# Command for a show stack?



## JulieH (Oct 30, 2012)

I was wondering if anyone has a good command for a show stack (conformation). I have shown before but am still a real novice. I have always used "stand" but it feels like that lovely free stack where all the feet are in the right place and I get beautiful expression warrant its own command. This would allow me to differentiate between "stand up" and "stand pretty." Anyone do this and what command do you use? 

Thanks,
Julie (and Seven)


----------



## DixiesMom (Feb 5, 2009)

You can use whatever you like as long as you are consistent with what you decide to use. You may find that a one word command is easier to use, you don't have much time after the down and back. You need to be able to give a quick command and have them "hit it" within a second or two. It should be a word that you don't use for everyday things. I use "whoa" and if I have to ask for a correction I use "step" or "back". Good luck with Seven!!


----------



## VictoriaW (Mar 16, 2011)

Oh dear...I am nowhere with this, and I am supposed to be handling Gracie the first weekend of December. :-[

Any advice on videos/books/very basic exercises for us to work on?


----------



## zigzag (Oct 4, 2011)

DixiesMom said:


> You can use whatever you like as long as you are consistent with what you decide to use. You may find that a one word command is easier to use, you don't have much time after the down and back. You need to be able to give a quick command and have them "hit it" within a second or two. It should be a word that you don't use for everyday things. I use "whoa" and if I have to ask for a correction I use "step" or "back". Good luck with Seven!!

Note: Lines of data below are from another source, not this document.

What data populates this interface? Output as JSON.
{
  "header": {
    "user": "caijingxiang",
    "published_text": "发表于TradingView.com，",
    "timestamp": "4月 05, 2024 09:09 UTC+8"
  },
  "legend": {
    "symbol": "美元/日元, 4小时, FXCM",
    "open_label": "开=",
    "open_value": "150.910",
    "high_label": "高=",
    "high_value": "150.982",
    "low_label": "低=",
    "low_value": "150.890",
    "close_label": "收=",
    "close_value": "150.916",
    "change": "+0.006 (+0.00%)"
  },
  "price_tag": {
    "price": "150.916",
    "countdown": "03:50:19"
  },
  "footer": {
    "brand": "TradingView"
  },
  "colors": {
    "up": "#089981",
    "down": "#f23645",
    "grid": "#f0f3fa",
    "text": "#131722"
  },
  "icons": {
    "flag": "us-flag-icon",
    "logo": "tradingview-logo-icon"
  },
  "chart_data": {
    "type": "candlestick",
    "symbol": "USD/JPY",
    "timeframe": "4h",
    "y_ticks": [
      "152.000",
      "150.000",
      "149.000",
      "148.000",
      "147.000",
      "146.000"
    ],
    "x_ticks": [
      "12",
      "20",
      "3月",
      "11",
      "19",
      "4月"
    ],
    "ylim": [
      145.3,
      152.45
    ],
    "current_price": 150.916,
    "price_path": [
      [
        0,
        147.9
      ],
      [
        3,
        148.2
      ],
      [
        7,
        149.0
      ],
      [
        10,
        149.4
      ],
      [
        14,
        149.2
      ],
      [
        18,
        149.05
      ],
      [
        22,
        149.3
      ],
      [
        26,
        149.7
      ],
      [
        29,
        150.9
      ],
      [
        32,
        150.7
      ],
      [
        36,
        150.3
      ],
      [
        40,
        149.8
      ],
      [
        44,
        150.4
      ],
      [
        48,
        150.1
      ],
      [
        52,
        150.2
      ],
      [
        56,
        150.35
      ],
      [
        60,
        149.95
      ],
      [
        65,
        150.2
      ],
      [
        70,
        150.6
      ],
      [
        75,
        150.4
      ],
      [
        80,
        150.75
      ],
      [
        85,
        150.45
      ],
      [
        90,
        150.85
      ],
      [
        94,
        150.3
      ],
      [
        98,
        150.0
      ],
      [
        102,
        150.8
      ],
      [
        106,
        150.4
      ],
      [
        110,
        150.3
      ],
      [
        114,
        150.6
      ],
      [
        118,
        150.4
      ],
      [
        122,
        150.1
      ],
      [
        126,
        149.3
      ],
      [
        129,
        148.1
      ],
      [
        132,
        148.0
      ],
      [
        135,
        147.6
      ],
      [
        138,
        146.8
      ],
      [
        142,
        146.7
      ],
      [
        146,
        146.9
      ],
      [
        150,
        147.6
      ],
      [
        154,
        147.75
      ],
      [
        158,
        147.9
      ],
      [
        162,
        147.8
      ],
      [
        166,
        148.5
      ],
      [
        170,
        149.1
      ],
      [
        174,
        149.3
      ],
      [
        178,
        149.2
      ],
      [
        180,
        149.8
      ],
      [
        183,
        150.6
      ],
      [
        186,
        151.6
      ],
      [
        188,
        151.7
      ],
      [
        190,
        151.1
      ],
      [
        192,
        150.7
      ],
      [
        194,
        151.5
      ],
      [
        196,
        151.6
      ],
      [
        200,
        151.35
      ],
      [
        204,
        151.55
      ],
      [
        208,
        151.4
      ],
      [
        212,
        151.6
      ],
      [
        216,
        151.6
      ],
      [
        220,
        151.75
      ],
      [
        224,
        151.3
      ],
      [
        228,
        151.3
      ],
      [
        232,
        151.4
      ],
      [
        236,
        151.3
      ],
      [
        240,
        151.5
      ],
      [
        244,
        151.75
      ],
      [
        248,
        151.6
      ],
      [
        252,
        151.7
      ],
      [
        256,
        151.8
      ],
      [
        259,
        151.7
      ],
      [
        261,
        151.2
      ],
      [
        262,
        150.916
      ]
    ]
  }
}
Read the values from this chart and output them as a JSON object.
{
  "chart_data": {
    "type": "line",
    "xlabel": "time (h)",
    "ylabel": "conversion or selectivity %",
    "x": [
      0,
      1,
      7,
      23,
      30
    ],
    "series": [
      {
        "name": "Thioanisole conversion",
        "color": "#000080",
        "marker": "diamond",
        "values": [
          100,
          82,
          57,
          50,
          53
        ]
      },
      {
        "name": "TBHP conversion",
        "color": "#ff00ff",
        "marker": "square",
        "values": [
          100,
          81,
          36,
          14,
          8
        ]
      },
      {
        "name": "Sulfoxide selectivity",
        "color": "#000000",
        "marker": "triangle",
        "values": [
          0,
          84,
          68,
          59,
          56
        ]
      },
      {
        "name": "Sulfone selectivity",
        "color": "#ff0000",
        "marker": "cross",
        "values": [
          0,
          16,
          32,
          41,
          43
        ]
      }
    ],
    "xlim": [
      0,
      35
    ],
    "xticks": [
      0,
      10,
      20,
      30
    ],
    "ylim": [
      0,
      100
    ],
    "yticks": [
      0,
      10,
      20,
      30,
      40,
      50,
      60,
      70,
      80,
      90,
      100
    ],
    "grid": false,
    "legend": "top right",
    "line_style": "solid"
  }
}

Sounds like a DC in the making :-X


----------



## DixiesMom (Feb 5, 2009)

You have a huge advantage. Gracie will be in the 6-9 mo class (I assume) and the judges understand that they are dealing with babies. All you can realistically expect is for her to accept the judge going over her and to somewhat follow your commands.

Maui is 18 months old now and I am still trying to correct the free stack, of course her sister walks into hers. grrrrrrr


----------



## VictoriaW (Mar 16, 2011)

No such luck...17 months today! I think my puppy license has expired!


----------